So in a transparent attempt to fob them off, Khan’s “improved” version of the tunnel will include, in the words of the Evening Standard:

These included new green bus routes through the tunnel, a bespoke “bike bus” to carry cyclists on demand, and improvements for pedestrians and bikes on both sides.

I’m guessing Khan had similar motivations for approving a new pedestrian bridge linking Rotherhithe to Canary Wharf.

Then there are plans for two new cross-river rail links: a DLR extension from Gallions Reach to Thamesmead, and a London Overground one from Barking, to Abbey Wood via Barking Riverside and, yes, Thamesmead again.

These ones are basically housing policy in disguise: there are big opportunity areas on both sides of the river at that point, but not a lot has happened because they’re a right pain to get to. New transport links would make those new homes much more likely to happen.

The selection of new crossings is rounded out by a new ferry link between Canary Wharf and North Greenwich.
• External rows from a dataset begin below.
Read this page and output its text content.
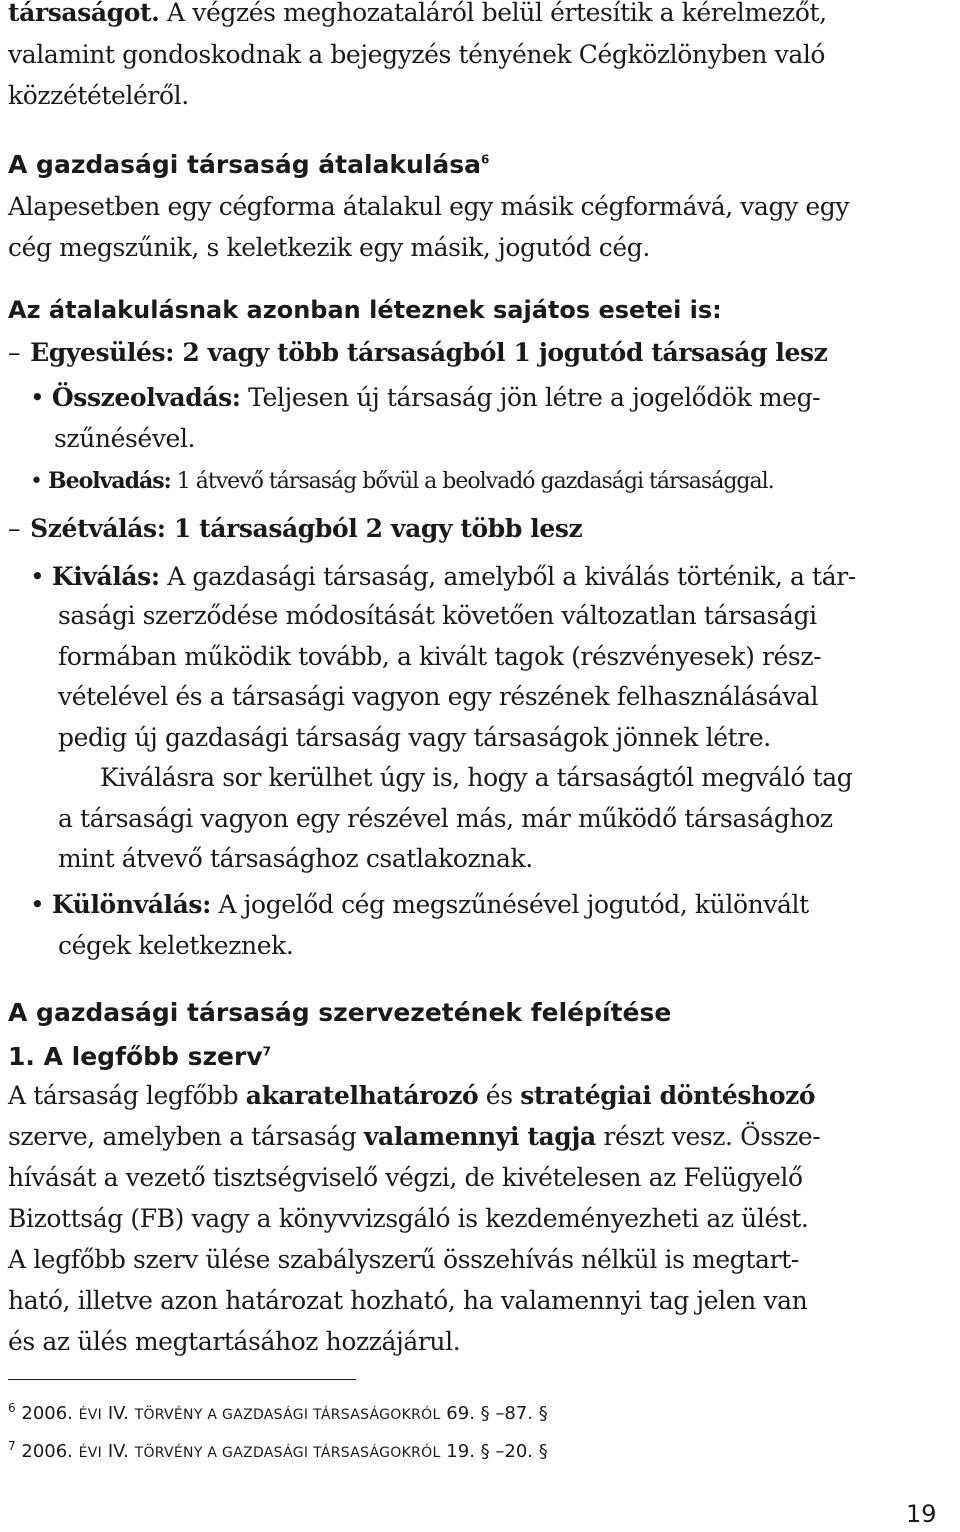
társaságot. A végzés meghozataláról belül értesítik a kérelmezőt,

valamint gondoskodnak a bejegyzés tényének Cégközlönyben való

közzétételéről.

A gazdasági társaság átalakulása$^6$

Alapesetben egy cégforma átalakul egy másik cégformává, vagy egy

cég megszűnik, s keletkezik egy másik, jogutód cég.

Az átalakulásnak azonban léteznek sajátos esetei is:

– Egyesülés: 2 vagy több társaságból 1 jogutód társaság lesz

• Összeolvadás: Teljesen új társaság jön létre a jogelődök meg-

szűnésével.

• Beolvadás: 1 átvevő társaság bővül a beolvadó gazdasági társasággal.

– Szétválás: 1 társaságból 2 vagy több lesz

• Kiválás: A gazdasági társaság, amelyből a kiválás történik, a tár-

sasági szerződése módosítását követően változatlan társasági

formában működik tovább, a kivált tagok (részvényesek) rész-

vételével és a társasági vagyon egy részének felhasználásával

pedig új gazdasági társaság vagy társaságok jönnek létre.

Kiválásra sor kerülhet úgy is, hogy a társaságtól megváló tag

a társasági vagyon egy részével más, már működő társasághoz

mint átvevő társasághoz csatlakoznak.

• Különválás: A jogelőd cég megszűnésével jogutód, különvált

cégek keletkeznek.

A gazdasági társaság szervezetének felépítése

1. A legfőbb szerv$^7$

A társaság legfőbb akaratelhatározó és stratégiai döntéshozó

szerve, amelyben a társaság valamennyi tagja részt vesz. Össze-

hívását a vezető tisztségviselő végzi, de kivételesen az Felügyelő

Bizottság (FB) vagy a könyvvizsgáló is kezdeményezheti az ülést.

A legfőbb szerv ülése szabályszerű összehívás nélkül is megtart-

ható, illetve azon határozat hozható, ha valamennyi tag jelen van

és az ülés megtartásához hozzájárul.

$^6$ 2006. ÉVI IV. TÖRVÉNY A GAZDASÁGI TÁRSASÁGOKRÓL 69. § –87. §
$^7$ 2006. ÉVI IV. TÖRVÉNY A GAZDASÁGI TÁRSASÁGOKRÓL 19. § –20. §
19
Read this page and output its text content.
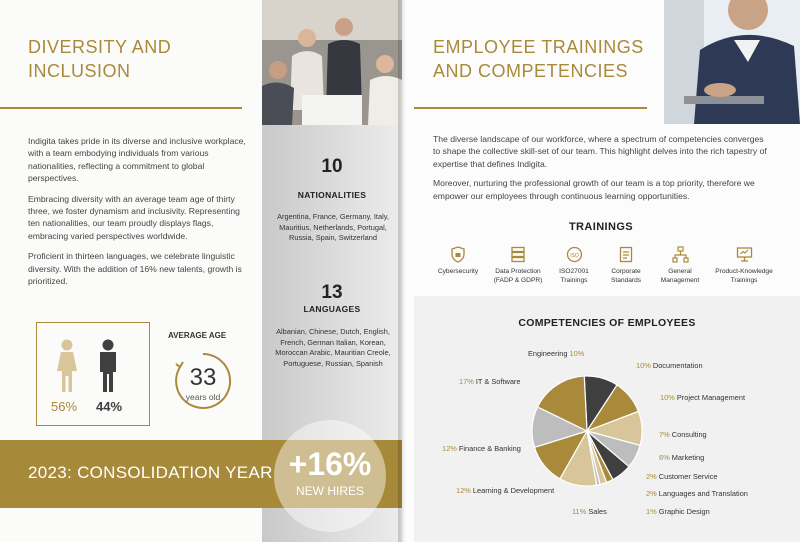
DIVERSITY AND
INCLUSION

Indigita takes pride in its diverse and inclusive workplace, with a team embodying individuals from various nationalities, reflecting a commitment to global perspectives.

Embracing diversity with an average team age of thirty three, we foster dynamism and inclusivity. Representing ten nationalities, our team proudly displays flags, embracing varied perspectives worldwide.

Proficient in thirteen languages, we celebrate linguistic diversity. With the addition of 16% new talents, growth is prioritized.

56% 44%
AVERAGE AGE
33
years old
10
NATIONALITIES
Argentina, France, Germany, Italy, Mauritius, Netherlands, Portugal, Russia, Spain, Switzerland
13
LANGUAGES
Albanian, Chinese, Dutch, English, French, German Italian, Korean, Moroccan Arabic, Mauritian Creole, Portuguese, Russian, Spanish
2023: CONSOLIDATION YEAR +16%
NEW HIRES
EMPLOYEE TRAININGS
AND COMPETENCIES

The diverse landscape of our workforce, where a spectrum of competencies converges to shape the collective skill-set of our team. This highlight delves into the rich tapestry of expertise that defines Indigita.

Moreover, nurturing the professional growth of our team is a top priority, therefore we empower our employees through continuous learning opportunities.

TRAININGS
Cybersecurity	Data Protection
(FADP & GDPR)
ISO
ISO27001
Trainings
Corporate
Standards
General
Management
Product-Knowledge
Trainings
COMPETENCIES OF EMPLOYEES
Engineering 10%
10% Documentation
10% Project Management
7% Consulting
6% Marketing
2% Customer Service
2% Languages and Translation
1% Graphic Design
11% Sales
12% Learning & Development
12% Finance & Banking
17% IT & Software
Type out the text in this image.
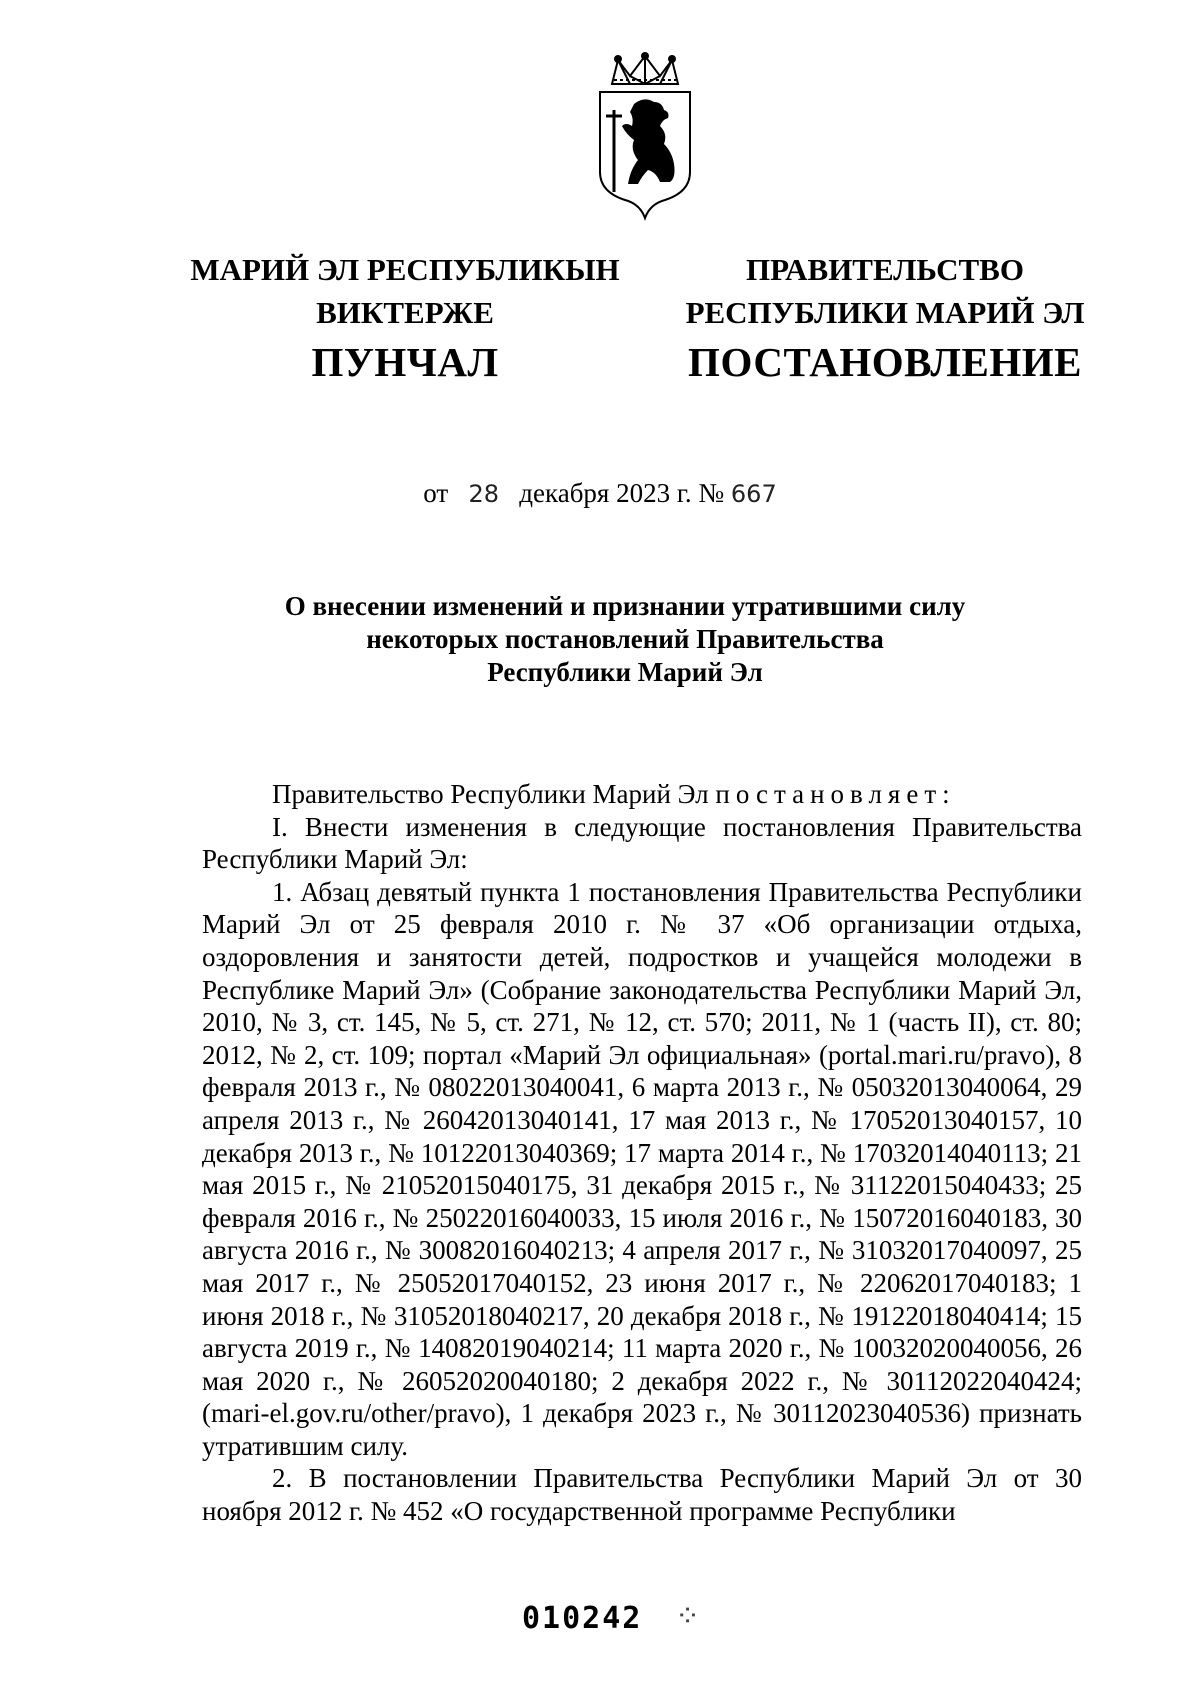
МАРИЙ ЭЛ РЕСПУБЛИКЫН
ВИКТЕРЖЕ
ПУНЧАЛ
ПРАВИТЕЛЬСТВО
РЕСПУБЛИКИ МАРИЙ ЭЛ
ПОСТАНОВЛЕНИЕ
от 28 декабря 2023 г. № 667
О внесении изменений и признании утратившими силу
некоторых постановлений Правительства
Республики Марий Эл

Правительство Республики Марий Эл постановляет:

I. Внести изменения в следующие постановления Правительства Республики Марий Эл:

1. Абзац девятый пункта 1 постановления Правительства Республики Марий Эл от 25 февраля 2010 г. № 37 «Об организации отдыха, оздоровления и занятости детей, подростков и учащейся молодежи в Республике Марий Эл» (Собрание законодательства Республики Марий Эл, 2010, № 3, ст. 145, № 5, ст. 271, № 12, ст. 570; 2011, № 1 (часть II), ст. 80; 2012, № 2, ст. 109; портал «Марий Эл официальная» (portal.mari.ru/pravo), 8 февраля 2013 г., № 08022013040041, 6 марта 2013 г., № 05032013040064, 29 апреля 2013 г., № 26042013040141, 17 мая 2013 г., № 17052013040157, 10 декабря 2013 г., № 10122013040369; 17 марта 2014 г., № 17032014040113; 21 мая 2015 г., № 21052015040175, 31 декабря 2015 г., № 31122015040433; 25 февраля 2016 г., № 25022016040033, 15 июля 2016 г., № 15072016040183, 30 августа 2016 г., № 30082016040213; 4 апреля 2017 г., № 31032017040097, 25 мая 2017 г., № 25052017040152, 23 июня 2017 г., № 22062017040183; 1 июня 2018 г., № 31052018040217, 20 декабря 2018 г., № 19122018040414; 15 августа 2019 г., № 14082019040214; 11 марта 2020 г., № 10032020040056, 26 мая 2020 г., № 26052020040180; 2 декабря 2022 г., № 30112022040424; (mari-el.gov.ru/other/pravo), 1 декабря 2023 г., № 30112023040536) признать утратившим силу.

2. В постановлении Правительства Республики Марий Эл от 30 ноября 2012 г. № 452 «О государственной программе Республики

010242 ⁘
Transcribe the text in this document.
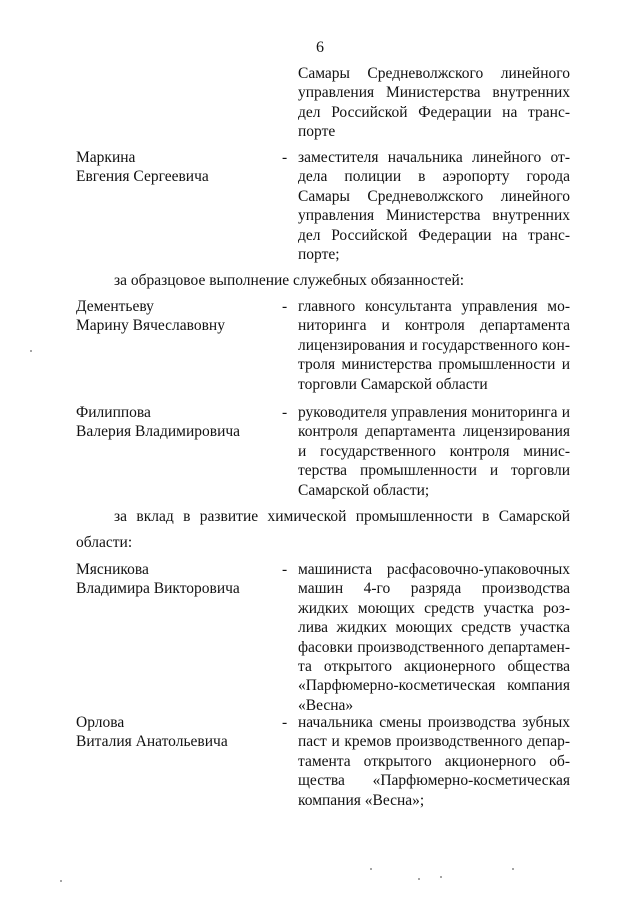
6
Самары Средневолжского линейного
управления Министерства внутренних
дел Российской Федерации на транс-
порте
Маркина
Евгения Сергеевича
- заместителя начальника линейного от-
дела полиции в аэропорту города
Самары Средневолжского линейного
управления Министерства внутренних
дел Российской Федерации на транс-
порте;
за образцовое выполнение служебных обязанностей:
Дементьеву
Марину Вячеславовну
- главного консультанта управления мо-
ниторинга и контроля департамента
лицензирования и государственного кон-
троля министерства промышленности и
торговли Самарской области
Филиппова
Валерия Владимировича
- руководителя управления мониторинга и
контроля департамента лицензирования
и государственного контроля минис-
терства промышленности и торговли
Самарской области;
за вклад в развитие химической промышленности в Самарской
области:
Мясникова
Владимира Викторовича
- машиниста расфасовочно-упаковочных
машин 4-го разряда производства
жидких моющих средств участка роз-
лива жидких моющих средств участка
фасовки производственного департамен-
та открытого акционерного общества
«Парфюмерно-косметическая компания
«Весна»
Орлова
Виталия Анатольевича
- начальника смены производства зубных
паст и кремов производственного депар-
тамента открытого акционерного об-
щества «Парфюмерно-косметическая
компания «Весна»;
This one feels a bit of a cheat – there are already plenty of boats on that part of the river, and it’s not that difficult to do that journey by tube. In fact, I’m pretty sure what’s being proposed here is actually just a new pier at Wood Wharf, something that’s been on the table for ages. But hey, if you’re trying to get to a round number, I guess it counts.

Two notable absences from today’s announcement are the other two road crossings Transport for London were proposing under Khan’s predecessor, Boris Johnson (one at Gallions Reach, the other between Rainham and Belvedere). Whether this means they’re off, or just being de-emphasised for a bit, remains to be seen.

I’m not entirely convinced all these crossings will ever come off. It’s easy to announce things; much harder to actually get them built. There are still umpteen planning meetings to get through, and a lot of people really don’t want the Silvertown Tunnel.

But ambition is good, and knitting the two halves of east London together better is a good thing for a mayor to be ambitious about. So, huzzah.